The Huffington Post reports that the number of deportations of undocumented workers under the Trump administration, alongside the regime’s immigration policies, begs the question of how reporting standards in immigrant labor will shift. Chicago attorney Christopher Williams, who specializes in immigrant wage theft cases, notes, “There’s a lot of fear out there, and it’s driving workers further underground. I honestly think it’s creating an incentive to hire more undocumented workers, because now they’re even more vulnerable to being exploited.” So far, the Labor Department has not issued a press release detailing wage and safety investigations since Trump’s presidency commenced.

Meanwhile, the D.C. Circuit has issued its opinion in Scoma’s of Sausalito. Scoma’s involved an employer’s withdrawal of recognition of UNITE HERE Local 2850 based on the employer’s belief that the union no longer enjoyed majority support of the bargaining unit.  The Board held that the withdrawal was illegal and issued a bargaining order. The D.C. Circuit agreed that withdrawing recognition was an unfair labor practice, but refused to enforce the Board’s bargaining order remedy. Instead, the court of appeals sent the case back to the Board and ordered the Board to come up with a less “extraordinary” remedy for the illegal withdrawal of recognition.

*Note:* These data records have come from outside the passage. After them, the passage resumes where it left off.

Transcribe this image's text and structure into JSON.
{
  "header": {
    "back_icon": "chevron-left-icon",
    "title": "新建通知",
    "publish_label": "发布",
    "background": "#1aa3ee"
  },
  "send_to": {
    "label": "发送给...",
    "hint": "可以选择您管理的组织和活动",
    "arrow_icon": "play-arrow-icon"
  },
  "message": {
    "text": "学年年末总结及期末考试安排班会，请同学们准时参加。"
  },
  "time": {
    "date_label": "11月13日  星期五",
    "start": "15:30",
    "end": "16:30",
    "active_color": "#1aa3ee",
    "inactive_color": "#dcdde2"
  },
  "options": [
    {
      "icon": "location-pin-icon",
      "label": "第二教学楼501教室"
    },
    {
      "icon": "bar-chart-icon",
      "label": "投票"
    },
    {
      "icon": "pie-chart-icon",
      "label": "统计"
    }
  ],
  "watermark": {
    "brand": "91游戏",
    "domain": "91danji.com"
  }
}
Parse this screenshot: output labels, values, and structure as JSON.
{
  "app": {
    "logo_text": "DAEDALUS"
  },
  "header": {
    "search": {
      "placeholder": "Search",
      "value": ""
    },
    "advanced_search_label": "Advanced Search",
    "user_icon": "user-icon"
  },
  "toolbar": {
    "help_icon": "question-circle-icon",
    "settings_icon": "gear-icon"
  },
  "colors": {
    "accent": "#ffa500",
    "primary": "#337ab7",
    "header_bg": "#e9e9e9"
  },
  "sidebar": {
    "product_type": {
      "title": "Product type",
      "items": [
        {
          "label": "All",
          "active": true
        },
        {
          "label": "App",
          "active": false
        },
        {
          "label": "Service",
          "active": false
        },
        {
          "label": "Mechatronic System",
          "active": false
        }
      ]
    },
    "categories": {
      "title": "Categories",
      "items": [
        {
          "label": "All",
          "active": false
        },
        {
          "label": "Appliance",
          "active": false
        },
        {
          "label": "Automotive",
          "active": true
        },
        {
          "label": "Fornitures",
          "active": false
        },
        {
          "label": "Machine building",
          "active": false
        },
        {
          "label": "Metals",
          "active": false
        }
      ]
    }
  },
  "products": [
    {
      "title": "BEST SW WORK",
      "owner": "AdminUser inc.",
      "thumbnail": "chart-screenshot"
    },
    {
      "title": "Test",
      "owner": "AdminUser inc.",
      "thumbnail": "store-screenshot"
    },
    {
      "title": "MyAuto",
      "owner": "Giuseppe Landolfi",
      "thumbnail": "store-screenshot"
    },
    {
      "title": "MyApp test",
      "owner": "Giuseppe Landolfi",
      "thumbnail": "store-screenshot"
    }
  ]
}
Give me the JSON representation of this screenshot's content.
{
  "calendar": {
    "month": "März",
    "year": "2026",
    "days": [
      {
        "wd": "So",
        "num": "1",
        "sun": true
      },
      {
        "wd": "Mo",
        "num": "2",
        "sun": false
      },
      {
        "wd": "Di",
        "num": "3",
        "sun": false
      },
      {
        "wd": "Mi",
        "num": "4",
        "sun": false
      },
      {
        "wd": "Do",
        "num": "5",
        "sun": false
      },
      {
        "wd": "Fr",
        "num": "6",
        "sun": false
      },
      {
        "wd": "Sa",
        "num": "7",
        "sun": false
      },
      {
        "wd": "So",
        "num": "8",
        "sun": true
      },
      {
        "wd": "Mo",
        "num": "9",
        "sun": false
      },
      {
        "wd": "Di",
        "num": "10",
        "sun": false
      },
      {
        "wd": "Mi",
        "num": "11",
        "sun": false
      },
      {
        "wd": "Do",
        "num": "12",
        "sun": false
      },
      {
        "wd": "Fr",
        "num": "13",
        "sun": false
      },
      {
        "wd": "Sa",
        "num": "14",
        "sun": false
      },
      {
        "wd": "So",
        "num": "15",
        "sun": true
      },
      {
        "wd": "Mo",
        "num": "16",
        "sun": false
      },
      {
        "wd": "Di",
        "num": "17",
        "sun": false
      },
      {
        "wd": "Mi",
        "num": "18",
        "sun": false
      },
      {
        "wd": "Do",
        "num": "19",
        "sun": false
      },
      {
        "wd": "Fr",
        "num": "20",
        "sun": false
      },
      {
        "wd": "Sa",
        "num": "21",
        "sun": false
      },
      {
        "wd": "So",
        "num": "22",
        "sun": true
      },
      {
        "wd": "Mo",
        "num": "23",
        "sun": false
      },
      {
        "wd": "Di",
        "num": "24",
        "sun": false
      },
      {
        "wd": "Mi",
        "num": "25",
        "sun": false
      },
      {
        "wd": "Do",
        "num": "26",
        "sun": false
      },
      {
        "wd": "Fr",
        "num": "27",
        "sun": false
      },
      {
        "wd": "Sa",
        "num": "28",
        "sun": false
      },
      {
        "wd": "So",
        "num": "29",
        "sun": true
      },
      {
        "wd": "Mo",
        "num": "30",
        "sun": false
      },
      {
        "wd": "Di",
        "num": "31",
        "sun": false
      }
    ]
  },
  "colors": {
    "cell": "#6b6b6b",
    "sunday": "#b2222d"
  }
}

In other NLRB news, the Board has ordered a Regional Director to revisit its decision that NBCUniversal workers in Chicago, New York, and Los Angeles were part of a single nationwide bargaining unit.

Alex Acosta’s Sympathies

We still have a lot to learn about Alex Acosta, Donald Trump’s new nominee for Labor Secretary, but one case he ruled on during his brief stint at the National Labor Relations Board suggests that, not surprisingly for a Trump appointee, he is likely to favor employers over workers when faced with a close question.  In Alexandria Clinic, P.A., a 2003 case, Acosta, joined by two other Republican Board members, overruled a twenty-four year old precedent to uphold the firings of 22 licensed practical nurses who were fired for striking at the health care clinic where they worked.

The National Labor Relations Act provides that unions must give health care institutions at least ten days’ notice before striking, and the notice must state “the date and time” the strike will commence.  The Act further provides that an employee loses her status as an employee if she strikes “within” the notice period.  In this case, the union provided ten days’ notice of its intent to strike on September 10 at 8 a.m.  After the notice went out, the nurses decided that it would be less disruptive for patients if they struck at 11:45 a.m., instead of 8 a.m., and so they decided to begin their strike at 11:45.  The employer was well-prepared to weather the strike, as it had temporary nurses standing by to replace the nurses as soon as they went out.  There was no finding that any patient was harmed as a result of the strike.